Jim needs to change. Not jobs or cities, as people commonly assume; he needs to change something every day. Football coaches, as a rule, are drawn to the order that the sport provides. Order brings predictability, predictability is soothing, and this, to a typical football coach, is heresy:
“What Jim will do every once in a while … ‘we’re practicing at 3:20. Be out here ready to go,’” Jack says. “And then about maybe an hour or so before, a half day before, he’ll go, ‘Let’s not do that.’”
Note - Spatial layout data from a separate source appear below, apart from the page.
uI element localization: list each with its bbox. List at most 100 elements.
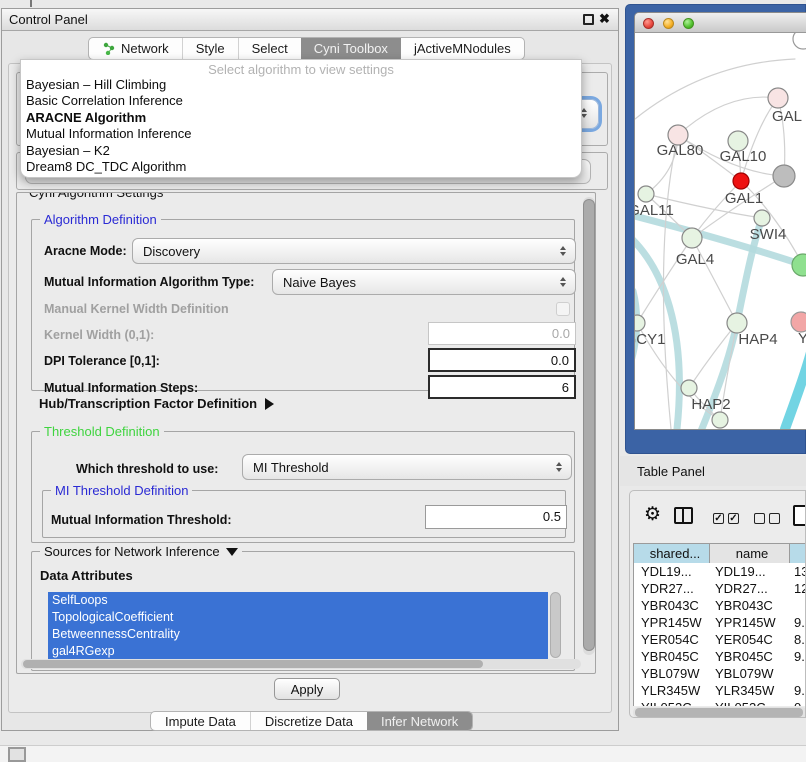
- network-node[interactable]: [638, 186, 654, 202]
- float-window-icon[interactable]: [583, 14, 594, 25]
- close-icon[interactable]: ✖: [599, 11, 610, 27]
- gear-icon[interactable]: ⚙: [644, 503, 661, 526]
- table-cell: YIL052C: [634, 699, 710, 706]
- table-row[interactable]: YIL052CYIL052C0.: [634, 699, 806, 706]
- table-cell: YBL079W: [634, 665, 710, 682]
- scrollbar-thumb[interactable]: [635, 708, 803, 717]
- network-node[interactable]: [682, 228, 702, 248]
- table-row[interactable]: YER054CYER054C8.: [634, 631, 806, 648]
- attribute-item[interactable]: TopologicalCoefficient: [48, 609, 548, 626]
- table-row[interactable]: YBL079WYBL079W: [634, 665, 806, 682]
- table-row[interactable]: YPR145WYPR145W9.: [634, 614, 806, 631]
- table-row[interactable]: YBR043CYBR043C: [634, 597, 806, 614]
- divider-tick: [30, 0, 32, 7]
- tab-discretize-data[interactable]: Discretize Data: [250, 712, 367, 730]
- mi-algorithm-type-combobox[interactable]: Naive Bayes: [272, 269, 576, 295]
- aracne-mode-combobox[interactable]: Discovery: [132, 238, 576, 264]
- scrollbar-thumb[interactable]: [583, 199, 595, 651]
- tab-impute-data[interactable]: Impute Data: [151, 712, 250, 730]
- algorithm-option[interactable]: Dream8 DC_TDC Algorithm: [21, 159, 581, 175]
- network-window-titlebar: [635, 13, 806, 33]
- attribute-item[interactable]: BetweennessCentrality: [48, 626, 548, 643]
- tab-jactivemnodules[interactable]: jActiveMNodules: [401, 38, 524, 59]
- network-node[interactable]: [733, 173, 749, 189]
- table-row[interactable]: YDL19...YDL19...13: [634, 563, 806, 580]
- tab-style[interactable]: Style: [182, 38, 238, 59]
- column-header-shared-name[interactable]: shared...: [634, 544, 710, 563]
- network-node[interactable]: [727, 313, 747, 333]
- table-cell: YDL19...: [634, 563, 710, 580]
- close-traffic-light-icon[interactable]: [643, 18, 654, 29]
- settings-horizontal-scrollbar[interactable]: [21, 659, 581, 669]
- split-columns-icon[interactable]: [674, 507, 693, 524]
- network-node[interactable]: [768, 88, 788, 108]
- cyni-settings-group-title: Cyni Algorithm Settings: [25, 192, 167, 200]
- scrollbar-thumb[interactable]: [23, 660, 483, 668]
- data-attributes-list[interactable]: SelfLoopsTopologicalCoefficientBetweenne…: [48, 592, 548, 662]
- restore-panel-icon[interactable]: [8, 747, 26, 762]
- tab-select[interactable]: Select: [238, 38, 301, 59]
- network-node[interactable]: [793, 33, 806, 49]
- table-cell: YBR043C: [634, 597, 710, 614]
- table-cell: YDR27...: [634, 580, 710, 597]
- algorithm-option[interactable]: Bayesian – Hill Climbing: [21, 77, 581, 93]
- tab-infer-network[interactable]: Infer Network: [367, 712, 472, 730]
- network-node-label: GCY1: [635, 331, 665, 348]
- manual-kernel-width-checkbox[interactable]: [556, 302, 570, 316]
- algorithm-option[interactable]: Basic Correlation Inference: [21, 93, 581, 109]
- table-cell: [790, 597, 806, 614]
- attributes-list-scrollbar[interactable]: [550, 592, 561, 658]
- table-row[interactable]: YDR27...YDR27...12: [634, 580, 806, 597]
- network-view-window: GALGAL80GAL10GAL1GAL11SWI4GAL4GCY1HAP4YH…: [634, 12, 806, 430]
- apply-button[interactable]: Apply: [274, 678, 340, 700]
- mi-steps-input[interactable]: 6: [428, 375, 576, 399]
- table-cell: YPR145W: [710, 614, 790, 631]
- algorithm-option[interactable]: Mutual Information Inference: [21, 126, 581, 142]
- manual-kernel-width-label: Manual Kernel Width Definition: [44, 302, 229, 316]
- network-node[interactable]: [792, 254, 806, 276]
- network-node-label: HAP4: [738, 331, 777, 348]
- tab-cyni-toolbox[interactable]: Cyni Toolbox: [301, 38, 401, 59]
- tab-network[interactable]: Network: [89, 38, 182, 59]
- combo-stepper-icon: [555, 246, 571, 256]
- document-icon[interactable]: [793, 505, 806, 526]
- column-header-partial[interactable]: [790, 544, 806, 563]
- checked-checkbox-icon[interactable]: ✓: [728, 513, 739, 524]
- zoom-traffic-light-icon[interactable]: [683, 18, 694, 29]
- network-node[interactable]: [635, 315, 645, 331]
- aracne-mode-value: Discovery: [133, 244, 555, 259]
- unchecked-checkbox-icon[interactable]: [769, 513, 780, 524]
- sources-group-title[interactable]: Sources for Network Inference: [40, 544, 242, 559]
- kernel-width-input[interactable]: 0.0: [428, 322, 576, 345]
- table-row[interactable]: YLR345WYLR345W9.: [634, 682, 806, 699]
- table-row[interactable]: YBR045CYBR045C9.: [634, 648, 806, 665]
- mi-threshold-input[interactable]: 0.5: [425, 505, 567, 529]
- network-node[interactable]: [791, 312, 806, 332]
- column-header-name[interactable]: name: [710, 544, 790, 563]
- checked-checkbox-icon[interactable]: ✓: [713, 513, 724, 524]
- table-panel: ⚙ ✓ ✓ shared... name YDL19...YDL19...13Y…: [629, 490, 806, 718]
- attribute-item[interactable]: gal4RGexp: [48, 643, 548, 660]
- hub-transcription-factor-expander[interactable]: Hub/Transcription Factor Definition: [39, 396, 274, 411]
- unchecked-checkbox-icon[interactable]: [754, 513, 765, 524]
- network-node[interactable]: [712, 412, 728, 428]
- algorithm-option[interactable]: Bayesian – K2: [21, 143, 581, 159]
- tab-label: Style: [196, 41, 225, 56]
- network-node[interactable]: [773, 165, 795, 187]
- settings-vertical-scrollbar[interactable]: [583, 197, 595, 655]
- which-threshold-combobox[interactable]: MI Threshold: [242, 454, 572, 480]
- network-canvas[interactable]: GALGAL80GAL10GAL1GAL11SWI4GAL4GCY1HAP4YH…: [635, 33, 806, 429]
- sources-title-text: Sources for Network Inference: [44, 544, 220, 559]
- algorithm-option[interactable]: ARACNE Algorithm: [21, 110, 581, 126]
- network-graph[interactable]: GALGAL80GAL10GAL1GAL11SWI4GAL4GCY1HAP4YH…: [635, 33, 806, 429]
- table-horizontal-scrollbar[interactable]: [633, 707, 806, 718]
- table-cell: YDR27...: [710, 580, 790, 597]
- control-panel-title: Control Panel: [9, 12, 88, 27]
- tab-label: Cyni Toolbox: [314, 41, 388, 56]
- minimize-traffic-light-icon[interactable]: [663, 18, 674, 29]
- network-node[interactable]: [754, 210, 770, 226]
- network-node[interactable]: [681, 380, 697, 396]
- attribute-item[interactable]: SelfLoops: [48, 592, 548, 609]
- dpi-tolerance-input[interactable]: 0.0: [428, 348, 576, 372]
- network-node-label: GAL80: [657, 142, 704, 159]
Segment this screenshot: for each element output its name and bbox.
There are coaches who have worked for Jim who would laugh at the idea this happens “once in a while.” Everything in Jim’s program is subject to change at any time—in part because Jim wants people on edge, and also because he does not believe any task is beneath him. He goes where his mind takes him, and if that means spending 45 minutes on something a low-level assistant was planning to do, then that’s what he does.
John is 61 now. Jim is 60. They are nearing the age their father was when he retired. Neither man seems close to retirement, but one can at least imagine what John would be like if he stopped coaching. He would, for example, be fantastic on TV. It is harder to envision Jim without a team to coach; Jack says, perhaps half-jokingly, “I don’t know what he would do. There’s only so much lawn you can cut or chickens you can feed.”
Jack tries to keep his football opinions to himself until one of his sons asks, “Whaddya think?” Then he sees an opening and dives in. But he says they really don’t ask that often.
In the meantime, Jim builds competition into every level of his program, steeling everybody for whatever hits them on Saturday.
John builds competition into every level of his program, steeling everybody for whatever hits them on Sunday.
And when Jack and Jackie Harbaugh aren’t in the stadium, they watch the games from home. Jack says Jackie gets too excited and stands in front of the TV, so they have to watch on separate screens. You might see a husband and wife watching the same game in different rooms. The Harbaughs see a mom and dad in their 63rd year of marriage, cheering on their famous sons.